The new infrastructure projects should generate jobs when they eventually get under way. But so far, all the talk has been "about bricks and mortar and physical investments in roads and rail and bridges and airports", says Holden.
"But social investment goes a lot further than that, and it's been notable the government hasn't talked about investment in human capital, about higher-quality, better-paid teachers, investment in preventative medicine, investment in all sorts of other social infrastructure that we know is incredibly important and very, very high-value, and high-returning."
'There's some very minor tinkering with negative gearing in some of the deductions you can claim, but no significant changes, [nor with] capital gains tax' – kathrin bain
According to the panel, a key weakness of the Budget is the lack of systemic tax reform.
"There were tax grabs, and we can debate how appropriate they were," says Piggott. "But the broad tax reform is still missing, I think, except in small pieces. And where the pieces exist, they tend to go in an anti-revenue direction – not necessarily in a bad direction.
"But if you take the corporate tax cuts, I think that's an example of a broad tax reform that's inching forward. But that needs to be broader."
Bain agrees "it really wasn't much of a Budget in terms of structural tax reform".

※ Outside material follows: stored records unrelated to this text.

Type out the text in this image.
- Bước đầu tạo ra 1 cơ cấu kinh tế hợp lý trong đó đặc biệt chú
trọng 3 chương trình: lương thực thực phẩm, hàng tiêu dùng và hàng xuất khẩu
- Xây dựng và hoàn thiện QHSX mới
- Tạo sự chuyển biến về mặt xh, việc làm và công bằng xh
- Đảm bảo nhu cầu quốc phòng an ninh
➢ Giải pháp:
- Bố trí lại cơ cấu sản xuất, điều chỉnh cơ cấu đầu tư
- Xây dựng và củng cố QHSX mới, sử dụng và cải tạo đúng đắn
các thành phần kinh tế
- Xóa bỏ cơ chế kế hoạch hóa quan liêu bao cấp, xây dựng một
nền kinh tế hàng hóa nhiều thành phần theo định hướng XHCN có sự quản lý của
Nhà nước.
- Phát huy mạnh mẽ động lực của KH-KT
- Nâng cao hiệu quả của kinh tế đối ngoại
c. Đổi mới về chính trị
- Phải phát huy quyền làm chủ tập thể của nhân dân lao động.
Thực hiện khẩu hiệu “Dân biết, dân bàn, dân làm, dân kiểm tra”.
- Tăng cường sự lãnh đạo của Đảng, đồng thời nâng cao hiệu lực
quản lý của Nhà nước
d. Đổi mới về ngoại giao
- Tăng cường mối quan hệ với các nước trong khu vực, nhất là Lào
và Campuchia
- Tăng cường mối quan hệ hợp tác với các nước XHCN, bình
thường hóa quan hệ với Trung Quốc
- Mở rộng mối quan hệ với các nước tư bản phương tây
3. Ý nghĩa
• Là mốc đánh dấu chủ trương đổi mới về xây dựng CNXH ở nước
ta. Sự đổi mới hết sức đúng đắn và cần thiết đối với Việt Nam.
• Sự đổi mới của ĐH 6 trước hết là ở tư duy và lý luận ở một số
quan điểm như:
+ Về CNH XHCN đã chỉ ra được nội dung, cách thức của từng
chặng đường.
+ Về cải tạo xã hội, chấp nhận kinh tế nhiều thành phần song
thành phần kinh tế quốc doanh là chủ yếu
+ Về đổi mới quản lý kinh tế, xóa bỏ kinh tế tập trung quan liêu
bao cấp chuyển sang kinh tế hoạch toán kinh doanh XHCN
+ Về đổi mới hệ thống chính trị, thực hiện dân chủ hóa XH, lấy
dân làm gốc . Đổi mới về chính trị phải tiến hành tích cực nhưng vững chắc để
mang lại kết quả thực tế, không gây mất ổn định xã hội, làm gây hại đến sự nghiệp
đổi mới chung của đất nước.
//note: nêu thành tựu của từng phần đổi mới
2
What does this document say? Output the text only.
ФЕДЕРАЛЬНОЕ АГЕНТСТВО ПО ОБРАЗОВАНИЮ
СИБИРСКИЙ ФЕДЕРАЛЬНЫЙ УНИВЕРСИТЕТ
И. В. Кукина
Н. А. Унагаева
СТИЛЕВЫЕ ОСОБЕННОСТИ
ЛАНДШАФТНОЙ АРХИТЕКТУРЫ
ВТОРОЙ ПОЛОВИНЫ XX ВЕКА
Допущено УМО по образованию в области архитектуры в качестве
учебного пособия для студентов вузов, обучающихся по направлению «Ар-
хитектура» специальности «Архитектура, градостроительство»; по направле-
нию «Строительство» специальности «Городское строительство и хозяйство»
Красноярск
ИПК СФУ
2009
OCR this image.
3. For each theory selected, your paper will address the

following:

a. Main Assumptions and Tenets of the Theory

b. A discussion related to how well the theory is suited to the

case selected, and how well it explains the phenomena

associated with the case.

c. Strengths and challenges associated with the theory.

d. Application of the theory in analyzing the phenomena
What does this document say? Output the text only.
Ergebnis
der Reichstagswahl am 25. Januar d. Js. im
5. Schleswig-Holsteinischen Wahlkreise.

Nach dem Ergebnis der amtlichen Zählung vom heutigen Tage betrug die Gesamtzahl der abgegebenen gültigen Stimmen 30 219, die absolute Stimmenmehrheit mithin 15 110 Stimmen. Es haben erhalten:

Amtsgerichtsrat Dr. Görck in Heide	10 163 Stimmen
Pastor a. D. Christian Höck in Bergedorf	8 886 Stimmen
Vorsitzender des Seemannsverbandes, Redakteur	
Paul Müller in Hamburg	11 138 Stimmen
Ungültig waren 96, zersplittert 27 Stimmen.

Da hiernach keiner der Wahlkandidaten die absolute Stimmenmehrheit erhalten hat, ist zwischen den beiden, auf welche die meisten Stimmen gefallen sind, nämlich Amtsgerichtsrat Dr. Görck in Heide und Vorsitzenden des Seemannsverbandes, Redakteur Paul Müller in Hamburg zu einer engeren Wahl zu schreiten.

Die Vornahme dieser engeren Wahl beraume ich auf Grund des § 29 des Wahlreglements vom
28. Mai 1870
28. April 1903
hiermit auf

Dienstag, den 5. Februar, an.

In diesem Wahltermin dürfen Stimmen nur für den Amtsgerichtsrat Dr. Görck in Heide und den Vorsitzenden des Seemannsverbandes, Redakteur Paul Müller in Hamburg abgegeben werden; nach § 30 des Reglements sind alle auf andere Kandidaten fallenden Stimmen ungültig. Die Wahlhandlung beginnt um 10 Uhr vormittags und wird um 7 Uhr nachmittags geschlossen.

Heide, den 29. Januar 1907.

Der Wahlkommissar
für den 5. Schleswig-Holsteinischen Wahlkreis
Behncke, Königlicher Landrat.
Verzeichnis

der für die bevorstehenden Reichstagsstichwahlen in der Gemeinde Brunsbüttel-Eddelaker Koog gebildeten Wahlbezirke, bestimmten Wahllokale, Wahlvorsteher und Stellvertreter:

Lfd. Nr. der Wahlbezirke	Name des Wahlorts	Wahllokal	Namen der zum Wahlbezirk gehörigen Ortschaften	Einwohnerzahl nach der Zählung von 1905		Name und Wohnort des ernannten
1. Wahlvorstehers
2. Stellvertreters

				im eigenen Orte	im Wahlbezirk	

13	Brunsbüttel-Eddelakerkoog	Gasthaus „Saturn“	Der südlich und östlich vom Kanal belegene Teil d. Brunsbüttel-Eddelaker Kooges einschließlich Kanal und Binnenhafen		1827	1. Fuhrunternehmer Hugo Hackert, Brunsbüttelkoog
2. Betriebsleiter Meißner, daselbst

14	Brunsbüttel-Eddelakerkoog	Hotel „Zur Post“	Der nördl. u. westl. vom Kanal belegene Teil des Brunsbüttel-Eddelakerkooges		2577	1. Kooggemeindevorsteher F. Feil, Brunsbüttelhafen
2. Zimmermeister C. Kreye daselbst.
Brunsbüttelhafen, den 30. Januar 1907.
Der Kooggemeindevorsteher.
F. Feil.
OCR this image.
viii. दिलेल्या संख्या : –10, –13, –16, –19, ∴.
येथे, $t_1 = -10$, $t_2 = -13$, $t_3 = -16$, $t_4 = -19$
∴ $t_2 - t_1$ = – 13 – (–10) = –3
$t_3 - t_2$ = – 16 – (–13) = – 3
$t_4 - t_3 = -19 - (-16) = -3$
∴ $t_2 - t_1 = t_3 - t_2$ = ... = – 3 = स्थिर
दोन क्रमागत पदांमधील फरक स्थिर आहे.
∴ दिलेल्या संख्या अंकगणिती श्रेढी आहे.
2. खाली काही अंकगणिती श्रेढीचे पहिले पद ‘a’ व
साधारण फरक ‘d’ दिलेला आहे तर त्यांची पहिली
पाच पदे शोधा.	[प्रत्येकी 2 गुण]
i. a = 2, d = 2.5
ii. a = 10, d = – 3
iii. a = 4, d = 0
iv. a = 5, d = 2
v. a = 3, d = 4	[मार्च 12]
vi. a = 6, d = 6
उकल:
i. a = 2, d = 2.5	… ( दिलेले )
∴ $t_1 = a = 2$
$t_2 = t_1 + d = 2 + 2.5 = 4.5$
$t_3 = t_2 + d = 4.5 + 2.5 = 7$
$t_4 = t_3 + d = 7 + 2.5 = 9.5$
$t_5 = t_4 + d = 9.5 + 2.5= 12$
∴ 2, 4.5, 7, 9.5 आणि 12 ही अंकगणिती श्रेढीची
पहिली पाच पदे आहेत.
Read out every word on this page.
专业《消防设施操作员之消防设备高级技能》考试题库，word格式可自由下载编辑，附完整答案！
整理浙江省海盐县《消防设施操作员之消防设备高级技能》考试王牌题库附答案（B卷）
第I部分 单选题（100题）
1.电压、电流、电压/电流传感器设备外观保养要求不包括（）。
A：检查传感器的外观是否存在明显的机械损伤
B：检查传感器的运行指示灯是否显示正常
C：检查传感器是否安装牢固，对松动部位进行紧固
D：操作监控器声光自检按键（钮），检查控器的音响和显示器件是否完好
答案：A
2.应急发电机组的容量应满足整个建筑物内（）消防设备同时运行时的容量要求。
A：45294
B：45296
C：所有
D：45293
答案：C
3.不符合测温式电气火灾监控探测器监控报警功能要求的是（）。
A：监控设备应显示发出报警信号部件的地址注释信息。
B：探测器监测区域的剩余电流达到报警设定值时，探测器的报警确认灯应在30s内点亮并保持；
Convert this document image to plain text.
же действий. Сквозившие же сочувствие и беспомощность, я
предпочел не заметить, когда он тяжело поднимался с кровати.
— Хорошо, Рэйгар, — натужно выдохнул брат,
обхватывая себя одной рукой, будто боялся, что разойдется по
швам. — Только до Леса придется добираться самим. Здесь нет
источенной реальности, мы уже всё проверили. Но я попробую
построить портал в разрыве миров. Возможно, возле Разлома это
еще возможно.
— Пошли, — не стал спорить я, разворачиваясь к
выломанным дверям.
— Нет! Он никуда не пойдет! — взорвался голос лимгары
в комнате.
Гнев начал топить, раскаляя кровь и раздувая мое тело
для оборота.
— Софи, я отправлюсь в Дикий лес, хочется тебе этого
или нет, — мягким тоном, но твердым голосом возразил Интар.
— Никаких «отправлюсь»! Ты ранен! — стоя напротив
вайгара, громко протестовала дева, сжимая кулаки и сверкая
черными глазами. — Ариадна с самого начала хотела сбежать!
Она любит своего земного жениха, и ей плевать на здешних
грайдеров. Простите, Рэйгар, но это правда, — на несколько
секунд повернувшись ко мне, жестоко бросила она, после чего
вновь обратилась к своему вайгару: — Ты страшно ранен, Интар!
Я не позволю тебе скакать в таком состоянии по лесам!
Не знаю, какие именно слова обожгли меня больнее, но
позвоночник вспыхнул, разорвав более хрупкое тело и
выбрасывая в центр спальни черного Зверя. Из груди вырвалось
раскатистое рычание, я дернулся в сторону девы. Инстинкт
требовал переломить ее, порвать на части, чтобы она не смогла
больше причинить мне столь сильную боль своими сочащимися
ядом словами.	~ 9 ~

"There were really no major changes," she says. "Obviously the Medicare levy is increasing slightly, and the temporary budget repair levy is being phased out as had been intended. But there really isn't much in terms of the broad-based tax reform.
"A lot of the changes we're seeing in terms of GST and capital gains tax are really more tax integrity measures – making sure that the correct amounts of tax are collected.
"There's some very minor tinkering with negative gearing in some of the deductions you can claim, but no significant changes, [nor with] capital gains tax. So, it wasn't an exciting budget in that sense, but we didn't expect it to be because as has been noted, it's an election budget, it's a political budget. The government won't be willing to try to tackle those hard tax issues," Bain says.